I am doubting how to prove this problem:
Two circles intersect in the points $A$ and $B .$ A variable line through $A$ intersects the circles again in $P$ and $Q .$ If $R$ divides the segment $P Q$ in a given ratio, show that the locus of $R$ is a circle.
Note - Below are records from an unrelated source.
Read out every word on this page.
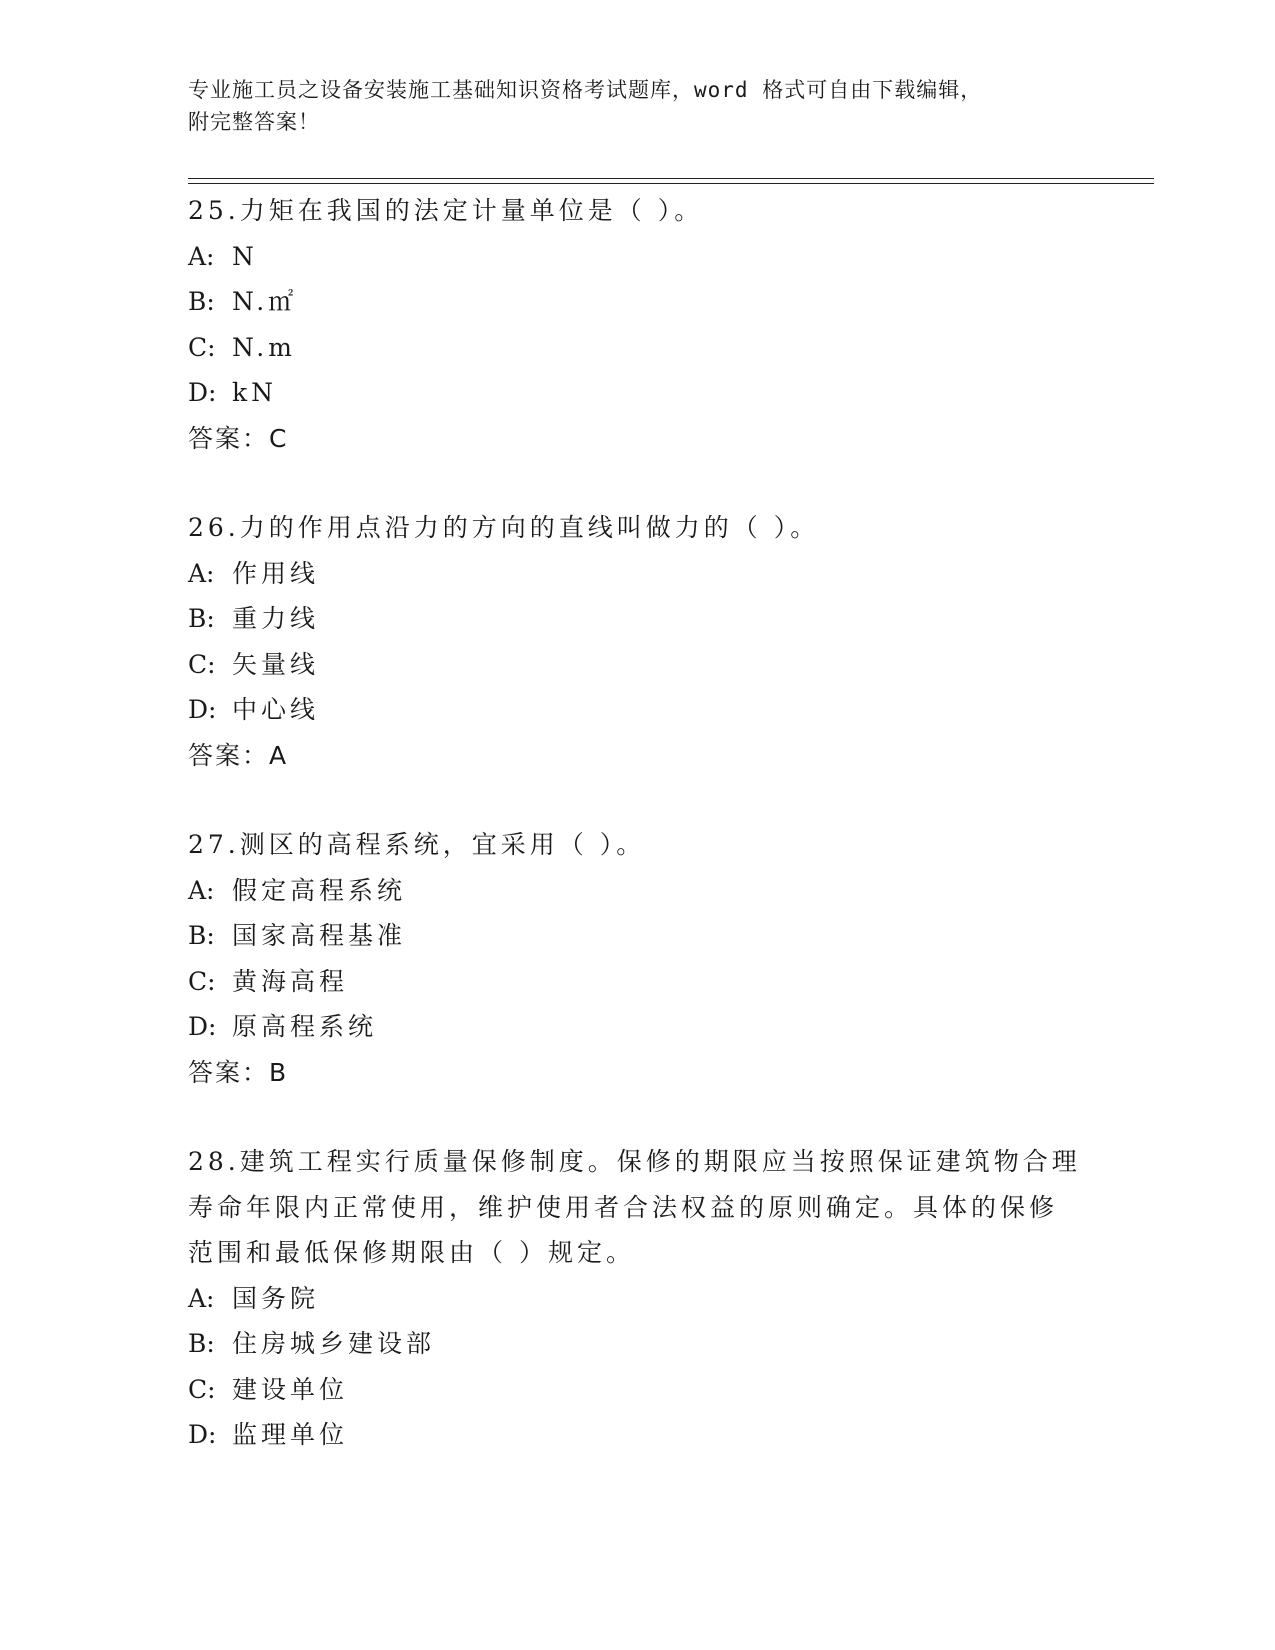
专业施工员之设备安装施工基础知识资格考试题库，word 格式可自由下载编辑，
附完整答案！
25.力矩在我国的法定计量单位是（ ）。
A: N
B: N.㎡
C: N.m
D: kN
答案：C
26.力的作用点沿力的方向的直线叫做力的（ ）。
A: 作用线
B: 重力线
C: 矢量线
D: 中心线
答案：A
27.测区的高程系统，宜采用（ ）。
A: 假定高程系统
B: 国家高程基准
C: 黄海高程
D: 原高程系统
答案：B
28.建筑工程实行质量保修制度。保修的期限应当按照保证建筑物合理
寿命年限内正常使用，维护使用者合法权益的原则确定。具体的保修
范围和最低保修期限由（ ）规定。
A: 国务院
B: 住房城乡建设部
C: 建设单位
D: 监理单位
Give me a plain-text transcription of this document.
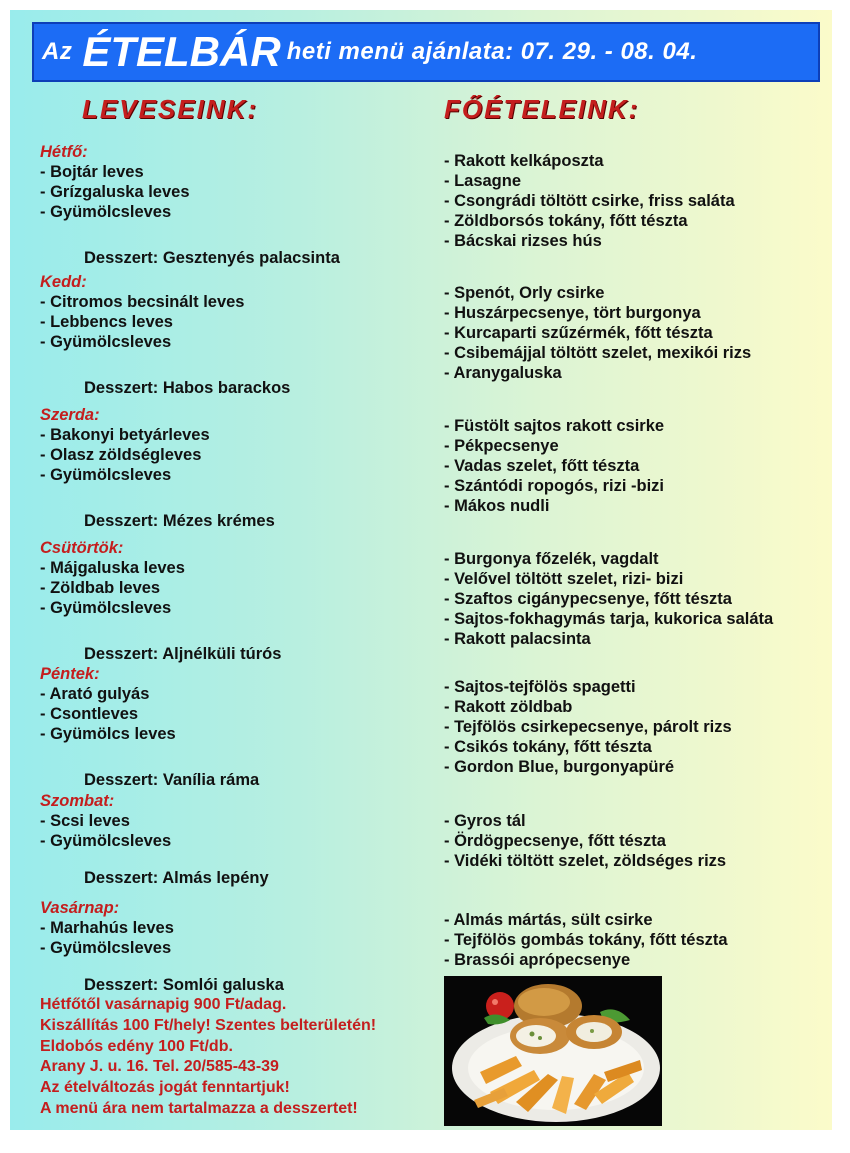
Az ÉTELBÁR heti menü ajánlata: 07. 29. - 08. 04.
LEVESEINK:	FŐÉTELEINK:
Hétfő:
- Bojtár leves
- Grízgaluska leves
- Gyümölcsleves
Desszert: Gesztenyés palacsinta
Kedd:
- Citromos becsinált leves
- Lebbencs leves
- Gyümölcsleves
Desszert: Habos barackos
Szerda:
- Bakonyi betyárleves
- Olasz zöldségleves
- Gyümölcsleves
Desszert: Mézes krémes
Csütörtök:
- Májgaluska leves
- Zöldbab leves
- Gyümölcsleves
Desszert: Aljnélküli túrós
Péntek:
- Arató gulyás
- Csontleves
- Gyümölcs leves
Desszert: Vanília ráma
Szombat:
- Scsi leves
- Gyümölcsleves
Desszert: Almás lepény
Vasárnap:
- Marhahús leves
- Gyümölcsleves
Desszert: Somlói galuska
- Rakott kelkáposzta
- Lasagne
- Csongrádi töltött csirke, friss saláta
- Zöldborsós tokány, főtt tészta
- Bácskai rizses hús
- Spenót, Orly csirke
- Huszárpecsenye, tört burgonya
- Kurcaparti szűzérmék, főtt tészta
- Csibemájjal töltött szelet, mexikói rizs
- Aranygaluska
- Füstölt sajtos rakott csirke
- Pékpecsenye
- Vadas szelet, főtt tészta
- Szántódi ropogós, rizi -bizi
- Mákos nudli
- Burgonya főzelék, vagdalt
- Velővel töltött szelet, rizi- bizi
- Szaftos cigánypecsenye, főtt tészta
- Sajtos-fokhagymás tarja, kukorica saláta
- Rakott palacsinta
- Sajtos-tejfölös spagetti
- Rakott zöldbab
- Tejfölös csirkepecsenye, párolt rizs
- Csikós tokány, főtt tészta
- Gordon Blue, burgonyapüré
- Gyros tál
- Ördögpecsenye, főtt tészta
- Vidéki töltött szelet, zöldséges rizs
- Almás mártás, sült csirke
- Tejfölös gombás tokány, főtt tészta
- Brassói aprópecsenye
Hétfőtől vasárnapig 900 Ft/adag.
Kiszállítás 100 Ft/hely! Szentes belterületén!
Eldobós edény 100 Ft/db.
Arany J. u. 16. Tel. 20/585-43-39
Az ételváltozás jogát fenntartjuk!
A menü ára nem tartalmazza a desszertet!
I did a construction in geogebra:
Should I just say that is it proved immediately from the circle of Apollonius theorem? It states:
Thanks in advance.
Without loss of generality, we can assume that $O = (0,0)$, so that the equation of the first circle is $ p^T p = R_1^2 $, while the equation of the second circle is $(p - O')^T (p - O') = R_2^2 $. Let the parametric equation of the variable line be
$ q = A + s u $ , where $u = [\cos \theta, \sin \theta]^T$, and $s \in \mathbb{R} $
Now we'll find points $P$ and $Q$. $P$ is the intersection of the line with the first circle, so
$$(A + s u)^T (A + s u) = R_1^2 $$
since $A^T A = R_1^2$, then
$ 2 s u^T A + s^2 = 0$
Therefore,
$ s = - 2 u^T A$
Thus, $ P = A - 2 (u^T A) u$
similarly for the second circle, we have,
$$ ( A - O' + s u )^T ( A - O' + s u ) = R_2^2$$
and since $(A - O')^T (A - O') = R_2^2 $ , then
$ s = - 2 u^T (A - O')$
Thus,
$Q = A - 2 u^T (A - O') u$
Assuming the fixed ratio $r = \dfrac{PR}{PQ}$, then
$\begin{equation} \begin{split} R &= P + r (Q - P) \\ &= A - 2 (u^T A) u + r ( - 2 ) u^T ( A - O' - A ) u \\ &= A - 2 (u^T A ) u + 2 r u^T (O') u \\ &= A + 2 u^T (r O' - A) u \\ \end{split} \end{equation}$
Now assume that $r O' - A = v = [v_1, v_2]^T $, then
$\begin{equation} \begin{split} R &= A + 2 ( v_1 \cos \theta + v_2 \sin \theta ) [ \cos \theta, \sin \theta]^T \\ &= A + 2 [ v_1 \cos^2 \theta + v_2 \sin \theta \cos \theta , v_1 \cos \theta \sin \theta + v_2 \sin^2 \theta ]^T \\ &= A + [ v_1 (1 + \cos 2 \theta) + v_2 \sin 2 \theta , v_1 \sin 2 \theta + v_2 (1 - \cos 2 \theta ) ^T \\ &= A + [v_1, v_2]^T + \cos 2 \theta [v_1, -v_2]^T + \sin 2 \theta [ v_2, v_1 ]^T \end{split} \end{equation} $
Since the vectors $[v_1, -v_2]^T$ and $[v_2, v_1]^T$ are orthogonal and of equal length, then this is clearly the equation of a circle with center $A + [v_1 , v_2]^T $ and radius $R = \sqrt{v_1^2 + v_2^2 } = \| r O' - A \| $